Families who have waited to see justice for decades-old atrocities are seeing new strides – despite unexpected resistance from the movement that ended apartheid in the first place
GEOFFREY YORK AFRICA BUREAU CHIEF JOHANNESBURG PUBLISHED 13 HOURS AGO
The police were relentless in their pursuit of Albert Lutuli, the Methodist preacher and anti-apartheid activist who became the first African to win a Nobel Peace Prize. For years, they imprisoned him or kept him under house arrest, banning him from travelling.
And then, one day in 1967, Mr. Lutuli was mysteriously killed on a railway track near his home in Natal province. The authorities said it was an accidental death, caused by a freight train. His family was never convinced. It was just one of the dozens of unexplained deaths of anti-apartheid leaders – a grim toll that mounted in the final decades of white-minority rule.

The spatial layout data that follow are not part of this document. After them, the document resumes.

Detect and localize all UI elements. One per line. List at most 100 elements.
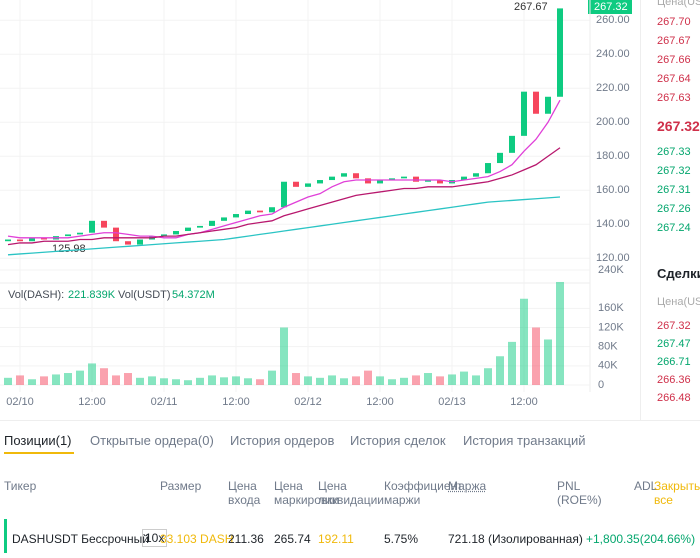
volume-bar <box>124 373 132 385</box>
tab[interactable]: История ордеров <box>230 433 335 448</box>
volume-bar <box>472 375 480 385</box>
candle <box>437 180 443 184</box>
candle <box>461 176 467 181</box>
last-price: 267.32 <box>594 1 628 13</box>
volume-bar <box>4 377 12 385</box>
column-header: Коэффициент маржи <box>384 479 463 507</box>
ma-line <box>7 196 561 256</box>
mid-price: 267.32 <box>657 118 700 134</box>
x-tick-label: 12:00 <box>366 396 394 408</box>
bid-price: 267.24 <box>657 222 691 234</box>
tab[interactable]: Позиции(1) <box>4 433 72 448</box>
cell: 5.75% <box>384 532 419 546</box>
trade-price: 266.48 <box>657 392 691 404</box>
column-header[interactable]: Закрыть все <box>654 479 700 507</box>
candle <box>29 237 35 242</box>
volume-bar <box>220 377 228 385</box>
candle <box>77 232 83 235</box>
trades-title: Сделки <box>657 266 700 281</box>
volume-bar <box>376 376 384 385</box>
chart: 267.67 125.98 267.32 Vol(DASH): 221.839K… <box>0 0 632 408</box>
ask-price: 267.67 <box>657 35 691 47</box>
candle <box>89 220 95 233</box>
x-tick-label: 12:00 <box>222 396 250 408</box>
trade-price: 266.71 <box>657 356 691 368</box>
y-tick-label: 240.00 <box>596 48 630 60</box>
candle <box>521 91 527 136</box>
candle <box>125 241 131 245</box>
volume-bar <box>424 373 432 385</box>
y-tick-label: 240K <box>598 264 624 276</box>
candle <box>413 176 419 182</box>
column-header: Тикер <box>4 479 37 493</box>
vol-label: Vol(DASH): <box>8 289 64 301</box>
y-tick-label: 160K <box>598 302 624 314</box>
candle <box>485 163 491 174</box>
x-tick-label: 02/10 <box>6 396 34 408</box>
volume-bar <box>364 370 372 385</box>
cell: 10x <box>142 529 168 547</box>
column-header: Размер <box>160 479 202 493</box>
volume-bar <box>40 376 48 385</box>
bid-price: 267.26 <box>657 203 691 215</box>
column-header: Маржа <box>448 479 487 493</box>
column-header: Цена маркировки <box>274 479 340 507</box>
tab[interactable]: Открытые ордера(0) <box>90 433 214 448</box>
volume-bar <box>400 377 408 385</box>
candle <box>233 214 239 218</box>
bid-price: 267.31 <box>657 184 691 196</box>
candle <box>473 173 479 177</box>
y-tick-label: 220.00 <box>596 82 630 94</box>
candle <box>545 96 551 114</box>
y-tick-label: 0 <box>598 379 604 391</box>
price-tag <box>588 0 632 14</box>
candle <box>497 152 503 164</box>
volume-bar <box>28 379 36 385</box>
ma-line <box>7 99 561 239</box>
ask-price: 267.70 <box>657 16 691 28</box>
volume-bar <box>208 375 216 385</box>
order-book: Цена(USDT) 267.70 267.67 267.66 267.64 267.6… <box>640 0 700 420</box>
candle <box>401 176 407 179</box>
x-tick-label: 02/13 <box>438 396 466 408</box>
candle <box>317 180 323 184</box>
volume-bar <box>316 377 324 385</box>
bid-price: 267.33 <box>657 146 691 158</box>
candle <box>533 91 539 114</box>
candle <box>425 180 431 182</box>
volume-bar <box>232 376 240 385</box>
volume-bar <box>160 378 168 385</box>
volume-bar <box>544 339 552 385</box>
volume-bar <box>508 341 516 385</box>
low-label: 125.98 <box>52 243 86 255</box>
volume-bar <box>448 374 456 385</box>
candle <box>389 178 395 181</box>
x-tick-label: 12:00 <box>78 396 106 408</box>
volume-bar <box>460 371 468 385</box>
volume-bar <box>352 376 360 385</box>
trade-price: 267.47 <box>657 338 691 350</box>
volume-bar <box>556 281 564 385</box>
cell: 192.11 <box>318 532 354 546</box>
volume-bar <box>112 375 120 385</box>
long-indicator <box>4 519 7 553</box>
bid-price: 267.32 <box>657 165 691 177</box>
ask-price: 267.63 <box>657 92 691 104</box>
tab[interactable]: История сделок <box>350 433 446 448</box>
candle <box>341 173 347 177</box>
volume-bar <box>100 368 108 385</box>
tab[interactable]: История транзакций <box>463 433 586 448</box>
ask-price: 267.66 <box>657 54 691 66</box>
candle <box>245 210 251 215</box>
high-label: 267.67 <box>514 1 548 13</box>
candle <box>161 234 167 237</box>
y-tick-label: 160.00 <box>596 184 630 196</box>
volume-bar <box>340 378 348 385</box>
candle <box>557 8 563 97</box>
candle <box>329 176 335 181</box>
candle <box>377 180 383 184</box>
volume-bar <box>292 373 300 385</box>
volume-bar <box>16 375 24 385</box>
volume-bar <box>76 370 84 385</box>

Today, a quarter-century after apartheid ended, there is growing pressure to bring truth and justice to the families of those who were killed. But there has also been surprising resistance from an unexpected source: the government led by Mr. Lutuli’s own former political movement, the African National Congress (ANC).

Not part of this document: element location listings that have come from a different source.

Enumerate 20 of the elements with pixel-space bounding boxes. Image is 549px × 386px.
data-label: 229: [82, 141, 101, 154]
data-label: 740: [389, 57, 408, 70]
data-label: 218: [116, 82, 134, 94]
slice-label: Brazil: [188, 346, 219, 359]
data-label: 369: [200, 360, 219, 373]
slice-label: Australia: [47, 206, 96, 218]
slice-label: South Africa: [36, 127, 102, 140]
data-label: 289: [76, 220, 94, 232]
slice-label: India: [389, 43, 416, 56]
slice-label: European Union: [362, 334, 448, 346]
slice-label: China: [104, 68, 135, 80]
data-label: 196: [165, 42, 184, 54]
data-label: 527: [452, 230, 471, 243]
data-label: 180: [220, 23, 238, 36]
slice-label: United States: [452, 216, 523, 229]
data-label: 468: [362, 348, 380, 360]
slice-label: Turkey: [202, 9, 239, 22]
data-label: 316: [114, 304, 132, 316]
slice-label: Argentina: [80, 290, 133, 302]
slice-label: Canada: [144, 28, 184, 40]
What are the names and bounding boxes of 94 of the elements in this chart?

Despite government pledges since 2003, and despite repeated pleas by the families of the victims, several hundred cases of apartheid crimes – including murder and torture – are still languishing on the dusty shelves of South Africa’s police and prosecution authorities.

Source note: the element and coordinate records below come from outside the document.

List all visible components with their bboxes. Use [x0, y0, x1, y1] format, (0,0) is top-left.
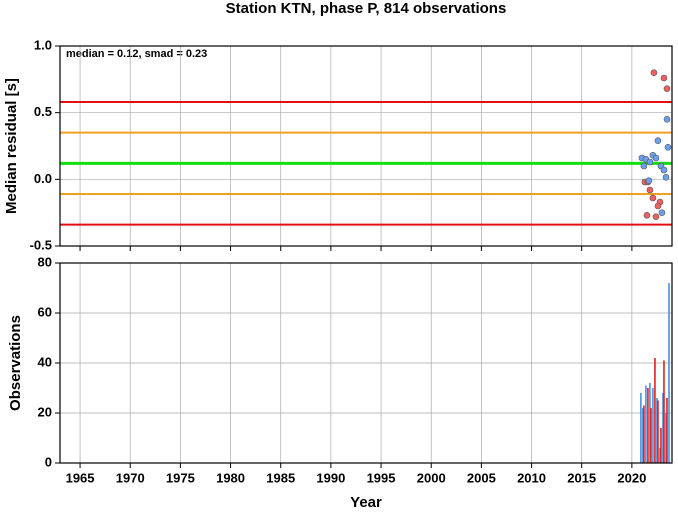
point — [664, 144, 672, 151]
bar — [640, 393, 642, 463]
point — [654, 137, 662, 144]
bar — [657, 400, 659, 463]
point — [660, 74, 668, 82]
bar — [649, 383, 651, 463]
x-tick-label: 2020 — [617, 470, 646, 485]
x-tick-label: 1980 — [216, 470, 245, 485]
x-tick-label: 2000 — [417, 470, 446, 485]
y-axis-label: Median residual [s] — [3, 78, 20, 214]
x-tick-label: 1965 — [66, 470, 95, 485]
bar — [662, 393, 664, 463]
y-tick-label: 0.0 — [34, 171, 52, 186]
bar — [660, 428, 662, 463]
bar — [654, 358, 656, 463]
bar — [642, 408, 644, 463]
plot-frame — [59, 262, 673, 464]
bar — [650, 408, 652, 463]
point — [646, 158, 654, 166]
point — [649, 194, 657, 202]
x-tick-label: 1995 — [367, 470, 396, 485]
bar — [647, 388, 649, 463]
chart-title: Station KTN, phase P, 814 observations — [226, 0, 507, 17]
bar — [666, 398, 668, 463]
bar — [645, 385, 647, 463]
bar — [665, 413, 667, 463]
y-tick-label: 20 — [38, 404, 52, 419]
point — [652, 154, 660, 162]
x-tick-label: 1985 — [266, 470, 295, 485]
x-tick-label: 1970 — [116, 470, 145, 485]
point — [646, 186, 654, 194]
y-axis-label: Observations — [7, 315, 24, 411]
point — [643, 212, 651, 219]
y-tick-label: 60 — [38, 304, 52, 319]
point — [660, 166, 668, 174]
bar — [668, 283, 670, 463]
x-tick-label: 2010 — [517, 470, 546, 485]
x-tick-label: 1975 — [166, 470, 195, 485]
point — [652, 213, 660, 220]
y-tick-label: 1.0 — [34, 37, 52, 52]
bar — [643, 405, 645, 463]
y-tick-label: -0.5 — [30, 237, 52, 252]
bar — [663, 360, 665, 463]
y-tick-label: 40 — [38, 354, 52, 369]
x-tick-label: 1990 — [316, 470, 345, 485]
point — [645, 177, 653, 184]
point — [662, 174, 670, 181]
point — [654, 202, 662, 210]
plot-frame — [59, 45, 673, 247]
point — [663, 116, 671, 123]
x-axis-label: Year — [350, 494, 382, 511]
point — [640, 162, 648, 170]
point — [658, 209, 666, 216]
bar — [652, 388, 654, 463]
x-tick-label: 2015 — [567, 470, 596, 485]
point — [663, 85, 671, 92]
annotation: median = 0.12, smad = 0.23 — [66, 48, 207, 60]
point — [650, 69, 658, 76]
bar — [656, 398, 658, 463]
x-tick-label: 2005 — [467, 470, 496, 485]
y-tick-label: 0 — [45, 454, 52, 469]
y-tick-label: 80 — [38, 254, 52, 269]
bar — [659, 448, 661, 463]
y-tick-label: 0.5 — [34, 104, 52, 119]
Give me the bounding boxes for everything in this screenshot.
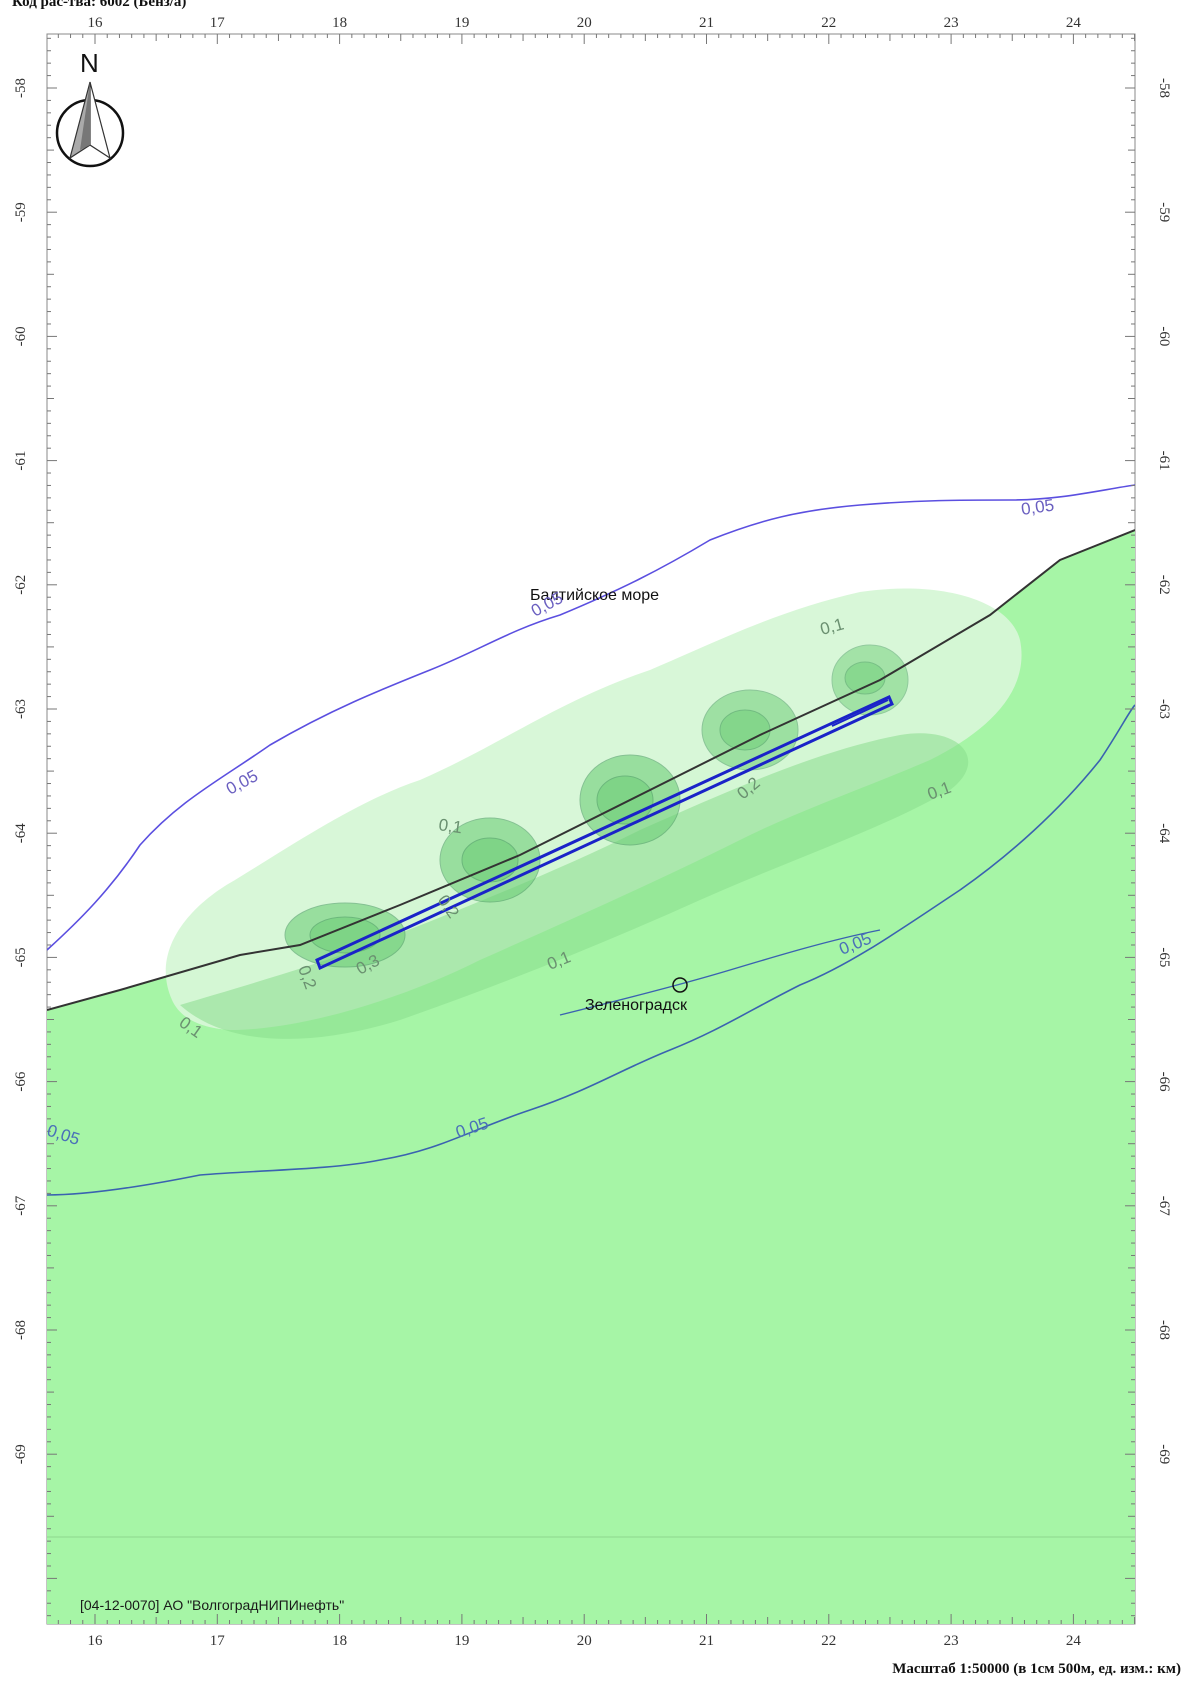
coastline <box>47 529 1135 1011</box>
tick-label: -61 <box>1156 451 1172 471</box>
tick-label: 23 <box>944 15 959 31</box>
map-title: Код рас-тва: 6002 (Бенз/а) <box>12 0 187 10</box>
isoline-land-005-lower <box>47 704 1135 1196</box>
tick-label: -66 <box>13 1071 29 1091</box>
emission-source-tail <box>831 699 889 727</box>
tick-label: 18 <box>332 1633 347 1649</box>
tick-label: 19 <box>454 1633 469 1649</box>
tick-label: -66 <box>1156 1072 1172 1092</box>
tick-label: 20 <box>577 1633 592 1649</box>
tick-label: 22 <box>821 1633 836 1649</box>
tick-label: 20 <box>577 15 592 31</box>
plume-core-4b <box>719 709 771 751</box>
contour-label-005-sea-right: 0,05 <box>1020 496 1055 519</box>
place-label-sea: Балтийское море <box>530 587 659 604</box>
compass-label: N <box>80 48 99 78</box>
tick-label: -68 <box>13 1320 29 1340</box>
isoline-land-005-middle <box>559 929 881 1016</box>
right-ruler <box>1125 37 1135 1617</box>
tick-label: 17 <box>210 15 226 31</box>
tick-label: -65 <box>13 947 29 967</box>
tick-label: -59 <box>1156 202 1172 222</box>
tick-label: -59 <box>13 202 29 222</box>
isoline-sea-005 <box>47 484 1135 951</box>
tick-label: -67 <box>13 1195 29 1215</box>
tick-label: -63 <box>13 699 29 719</box>
top-ruler <box>57 34 1136 44</box>
tick-label: 23 <box>944 1633 959 1649</box>
left-ruler <box>47 37 57 1617</box>
tick-label: 22 <box>821 15 836 31</box>
emission-source <box>315 694 894 971</box>
tick-label: -68 <box>1156 1320 1172 1340</box>
tick-label: -63 <box>1156 699 1172 719</box>
map-credit: [04-12-0070] АО "ВолгоградНИПИнефть" <box>80 1597 344 1613</box>
plume-core-5b <box>844 661 886 695</box>
tick-label: 16 <box>88 1633 104 1649</box>
scale-note: Масштаб 1:50000 (в 1см 500м, ед. изм.: к… <box>892 1661 1181 1677</box>
tick-label: -62 <box>13 575 29 595</box>
tick-label: -60 <box>1156 326 1172 346</box>
tick-label: -58 <box>13 78 29 98</box>
tick-label: 18 <box>332 15 347 31</box>
north-arrow-icon: N <box>55 48 125 168</box>
town-marker <box>672 977 688 993</box>
tick-label: -69 <box>1156 1444 1172 1464</box>
tick-label: -60 <box>13 326 29 346</box>
tick-label: -67 <box>1156 1196 1172 1216</box>
tick-label: -61 <box>13 451 29 471</box>
y-tick-labels-left: -58 -59 -60 -61 -62 -63 -64 -65 -66 -67 -68 -69 <box>13 78 29 1464</box>
contour-label-01-upper: 0,1 <box>437 815 463 837</box>
tick-label: -64 <box>13 823 29 843</box>
tick-label: -64 <box>1156 823 1172 843</box>
plume-core-1b <box>309 916 381 954</box>
x-tick-labels-top: 16 17 18 19 20 21 22 23 24 <box>88 15 1082 31</box>
x-tick-labels-bottom: 16 17 18 19 20 21 22 23 24 <box>88 1633 1082 1649</box>
tick-label: 21 <box>699 1633 714 1649</box>
tick-label: 16 <box>88 15 104 31</box>
tick-label: 17 <box>210 1633 226 1649</box>
tick-label: 21 <box>699 15 714 31</box>
bottom-ruler <box>57 1614 1136 1624</box>
tick-label: -62 <box>1156 575 1172 595</box>
y-tick-labels-right: -58 -59 -60 -61 -62 -63 -64 -65 -66 -67 -68 -69 <box>1156 78 1172 1464</box>
tick-label: 24 <box>1066 1633 1082 1649</box>
tick-label: -58 <box>1156 78 1172 98</box>
tick-label: -65 <box>1156 947 1172 967</box>
tick-label: 24 <box>1066 15 1082 31</box>
tick-label: -69 <box>13 1444 29 1464</box>
place-label-town: Зеленоградск <box>585 997 688 1014</box>
tick-label: 19 <box>454 15 469 31</box>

There is strong evidence, including sworn statements by senior officials, that the ANC government deliberately stalled the apartheid cases because it feared that its own members could face investigation for apartheid-era crimes if the police crimes were prosecuted. But now there are increasing demands to break the stalemate and provide some measure of justice before witnesses die or evidence disappears.
Civil-society activists – including another Nobel Peace Prize laureate, Archbishop Desmond Tutu – have launched a campaign to seek prosecutions for apartheid crimes. Their quest is being reinforced by a crucial new test case: a murder charge against a former police officer for allegedly helping to cover up the slaying of Ahmed Timol, an anti-apartheid activist who was hurled to his death from the top of a police station in 1971.
“There is a clear sense of urgency,” said Mr. Timol’s nephew, Imtiaz Cajee, who has spent decades fighting for justice for his uncle.
Mr. Timol’s family and other families of victims are building a network of supporters across South Africa to push for prosecutions in dozens of long-neglected cases. If they can win a full trial against Joao Rodrigues, the retired police officer who admits he was in the room with Mr. Timol when he plunged to his death, there will be hope for many others.
“The Timol family has received overwhelming support nationally,” Mr. Cajee told The Globe and Mail in an interview. “The reopening of the Timol case [has] given us a glimmer of hope that justice will finally be done.”
The Southern Africa Litigation Centre, a human-rights group, intervened in the Timol case last month to ask the court to indict Mr. Rodrigues for crimes against humanity, rather than just murder.